Last night the conference goers staying at the Banana Backpackers Hostel in downtown Durban unwound in the humid night air. South African beer, cider, soda, and cigarettes eased their collective frustrations and enabled more light-hearted conversations. I followed the conversations along for a bit but quickly became absorbed in my own observations. A large bat occasionally revealed itself--flying under the nearby streetlamps. The haze shrouded moon was getting full overhead. Above the city lights, I could just make out the stars of Orion.

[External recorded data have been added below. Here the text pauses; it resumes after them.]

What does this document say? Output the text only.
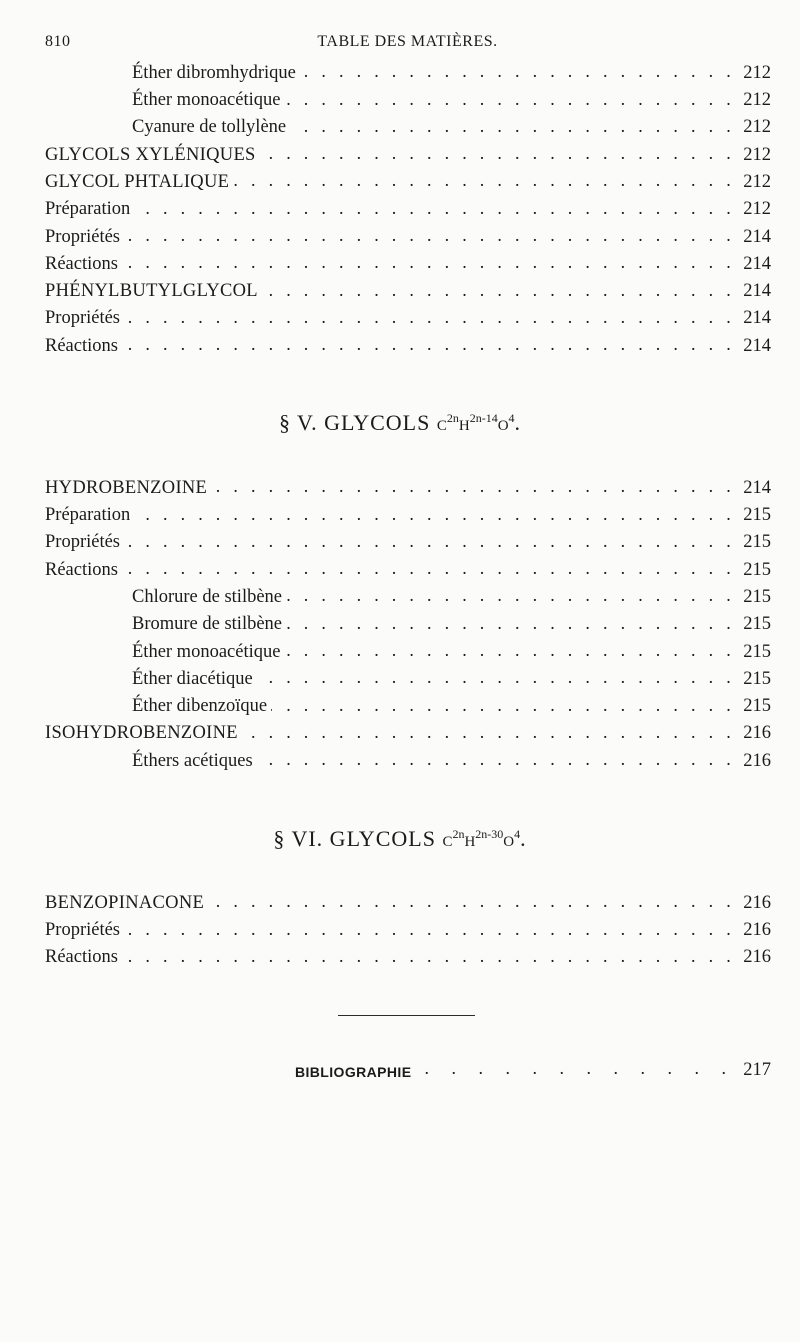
810	TABLE DES MATIÈRES.
Éther dibromhydrique . . .	212
Éther monoacétique . . .	212
Cyanure de tollylène . . .	212
GLYCOLS XYLÉNIQUES . . .	212
GLYCOL PHTALIQUE . . .	212
Préparation . . .	212
Propriétés . . .	214
Réactions . . .	214
PHÉNYLBUTYLGLYCOL . . .	214
Propriétés . . .	214
Réactions . . .	214
§ V. GLYCOLS $C^{2n}H^{2n-14}O^4$.
HYDROBENZOINE . . .	214
Préparation . . .	215
Propriétés . . .	215
Réactions . . .	215
Chlorure de stilbène . . .	215
Bromure de stilbène . . .	215
Éther monoacétique . . .	215
Éther diacétique . . .	215
Éther dibenzoïque . . .	215
ISOHYDROBENZOINE . . .	216
Éthers acétiques . . .	216
§ VI. GLYCOLS $C^{2n}H^{2n-30}O^4$.
BENZOPINACONE . . .	216
Propriétés . . .	216
Réactions . . .	216
BIBLIOGRAPHIE . . .	217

Police officers directed traffic below. “High-level” officials and their motorcades made their way to the conference center for late night negotiations. Some were accompanied by loud whir of low-flying helicopters spotlighting the surrounding buildings. I wondered what criteria they used to determine which officials required police motorcycles or police cars or police helicopters…
With only two days left of the conference, it was difficult for us at the hostel to tell whether all the late nights, early mornings, demonstrations, protests, policy recommendations, blogging, and heartfelt testimony would make a difference. As far as we knew, the U.S., China, and India would continue to hold-off an agreement. There was a sense that regardless of the negotiation’s outcomes, the real and meaningful climate change work would carry on back home.
Today the halls of the convention center are filled with anticipation and impending closure. Substantive negotiations will now only happen beyond the reach of observers like myself. Many of the veteran delegates and observers are packing up to return to their friends and families. Today here in Durban the decisions are out of our hands.
At this point, attendees of COP17 all know the science. We know the positions. We know the arguments. We know what is at stake. We hold our breath for another day under a muted hope that from all the effort, time, energy, and carbon expended over the past two weeks something worthwhile will follow.
Soon back in Montana, as winter constellations claim their position in the evening sky, I will once again see Orion. I will remember his stance in Durban. Pointing the way home. Pointing out where I can really make a difference.